What do people want in Crimea

I keep receiving dozens of messages with supportive words a multitude comments and questions. I want to thank all of you for not staying apart. In the meantime (unfortunately) I don’t have enough time to give thorough answers to all your messages in personal correspondence. Therefore I will quote the most common issues on this blog to give my interpretations.

Then I want to start with a thing that many people want to know:

What the Crimean people political views are?

Obviously I cannot represent all my compatriots. But I am trying hard to understand them. I am not a sociologist, my investigation is very subjective. It is based on my own knowledge of the world and people around me.

There are a few groups with different positions and of course those who have no position at all. I will make bold to characterize each group. I am listing the groups in the order of increasing starting with smallest (the quantitative characteristics are subjective too):

1. The smallest group is those people who believe that Crimea is able to exist as a totally independent state. Those are poorly informed people who don’t even know that Crimean budget is 65% subsidized by Ukraine. Sevastopol is 80% subsidized by Ukraine.

2. The second smallest group — those who believe and desire Russia to accept Crimea. This group is very active (especially in Sevastopol) and that’s why it looks bigger than it really is. This group is represented by pro-Russian political parties and pro-Russian public organizations which are generously financed by Russia.

3. Those who support the idea of unitary Ukraine and Crimean Autonomy within it (the status quo). The same time the majority of this group stands up for increasing the power of the institutions of local governing and decentralization of the tax structure. This group also includes all Crimean Tatars.

4. The biggest group — those people who identify themselves rather Russian than Ukrainians because of their language and cultural belongings. In the meantime their political views are not so evident. Peace is more important for them then political belonging. In the recent time this group got under the monstrous (both by scale and essence) Kremlin propaganda. Another feature of this group is passivity, unwilling to take decisions. They don’t believe that something depends on them.

The quantitative characteristics of those groups are not constant. The main tendency is the spilling from the group #4 towards both #2 and #3.

3 thoughts on “What do people want in Crimea”

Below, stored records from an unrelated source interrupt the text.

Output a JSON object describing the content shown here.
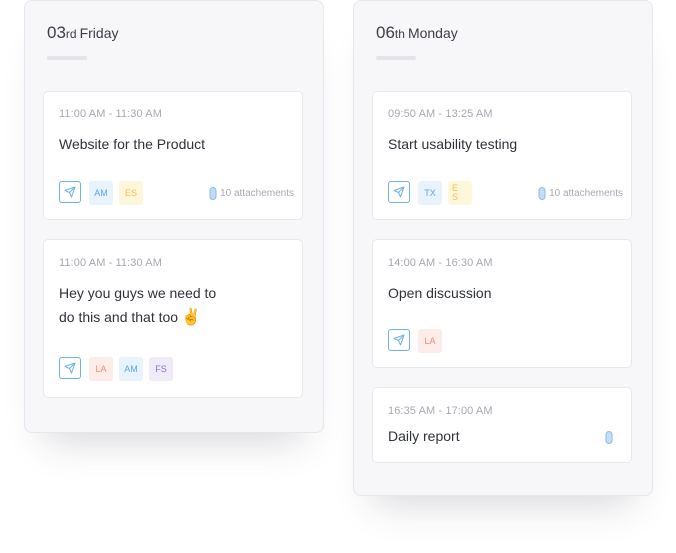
{
  "colors": {
    "accent_blue": "#6db1e6",
    "tag_blue_bg": "#e8f3fd",
    "tag_blue_fg": "#5aa7e3",
    "tag_yellow_bg": "#fff7dc",
    "tag_yellow_fg": "#f2c14e",
    "tag_red_bg": "#fdece8",
    "tag_red_fg": "#ef8c78",
    "tag_purple_bg": "#f0ebf9",
    "tag_purple_fg": "#8f6fd1"
  },
  "columns": [
    {
      "day_number": "03",
      "day_suffix": "rd",
      "day_name": "Friday",
      "cards": [
        {
          "time": "11:00 AM - 11:30 AM",
          "title_lines": [
            "Website for the Product"
          ],
          "emoji": "",
          "tags": [
            {
              "text": "AM",
              "color": "blue"
            },
            {
              "text": "ES",
              "color": "yellow"
            }
          ],
          "attachments": "10 attachements"
        },
        {
          "time": "11:00 AM - 11:30 AM",
          "title_lines": [
            "Hey you guys we need to",
            "do this and that too"
          ],
          "emoji": "✌️",
          "tags": [
            {
              "text": "LA",
              "color": "red"
            },
            {
              "text": "AM",
              "color": "blue"
            },
            {
              "text": "FS",
              "color": "purple"
            }
          ],
          "attachments": ""
        }
      ]
    },
    {
      "day_number": "06",
      "day_suffix": "th",
      "day_name": "Monday",
      "cards": [
        {
          "time": "09:50 AM - 13:25 AM",
          "title_lines": [
            "Start usability testing"
          ],
          "emoji": "",
          "tags": [
            {
              "text": "TX",
              "color": "blue"
            },
            {
              "text": "E S",
              "color": "yellow"
            }
          ],
          "attachments": "10 attachements"
        },
        {
          "time": "14:00 AM - 16:30 AM",
          "title_lines": [
            "Open discussion"
          ],
          "emoji": "",
          "tags": [
            {
              "text": "LA",
              "color": "red"
            }
          ],
          "attachments": ""
        },
        {
          "time": "16:35 AM - 17:00 AM",
          "title_lines": [
            "Daily report"
          ],
          "emoji": "",
          "tags": [],
          "attachments": "",
          "attachment_icon": "paperclip-icon"
        }
      ]
    }
  ],
  "icons": {
    "send": "paper-plane-icon",
    "attachment": "paperclip-icon"
  }
}
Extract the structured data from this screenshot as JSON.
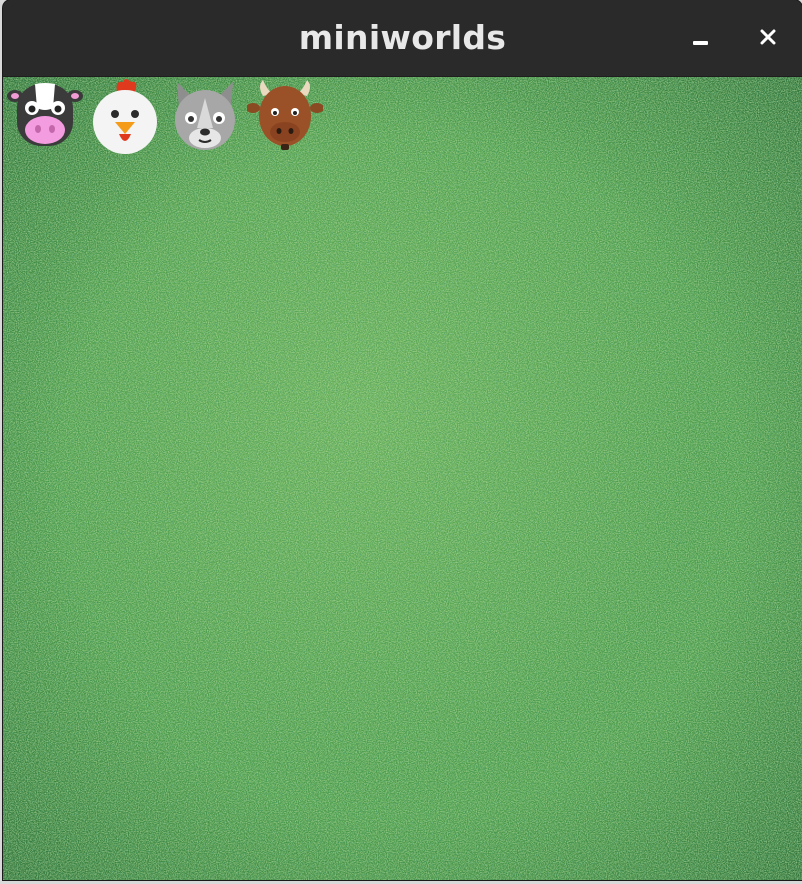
{
  "window": {
    "title": "miniworlds",
    "buttons": [
      "minimize-icon",
      "close-icon"
    ]
  },
  "canvas": {
    "background": "grass-texture",
    "colors": {
      "grass": "#4a9a48",
      "grass_light": "#9ccc6a",
      "grass_dark": "#1f6b3a"
    }
  },
  "actors": [
    {
      "name": "cow-icon"
    },
    {
      "name": "chicken-icon"
    },
    {
      "name": "wolf-icon"
    },
    {
      "name": "bull-icon"
    }
  ]
}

  1. Is it true that there is a evident divide between the generations that were born and lived most of their lives under the Soviet Union and those born after the break up of the Soviet Union, those that have never known that world, and possibly that would include the generation that was young when the break up occurred. I remember in my visit to Crimea we spoke about this, because there was a certain amount of adults that felt helpless after the break up. I realize this is a simplistic view of a very complicated reality.

    1. David, in this regard it is interesting to know how those local folks call themselves who is pretending to control the situation in Crimea: “the quondams” meaning that they are the quondam officers of the power structures.

      Revolution gives very bright names to the things. l have to make a glossary! For example the official name of the last “counter-terrorists” operation by Yanukovich that cased his fall — “Boomerang”. Isn’t it ironic?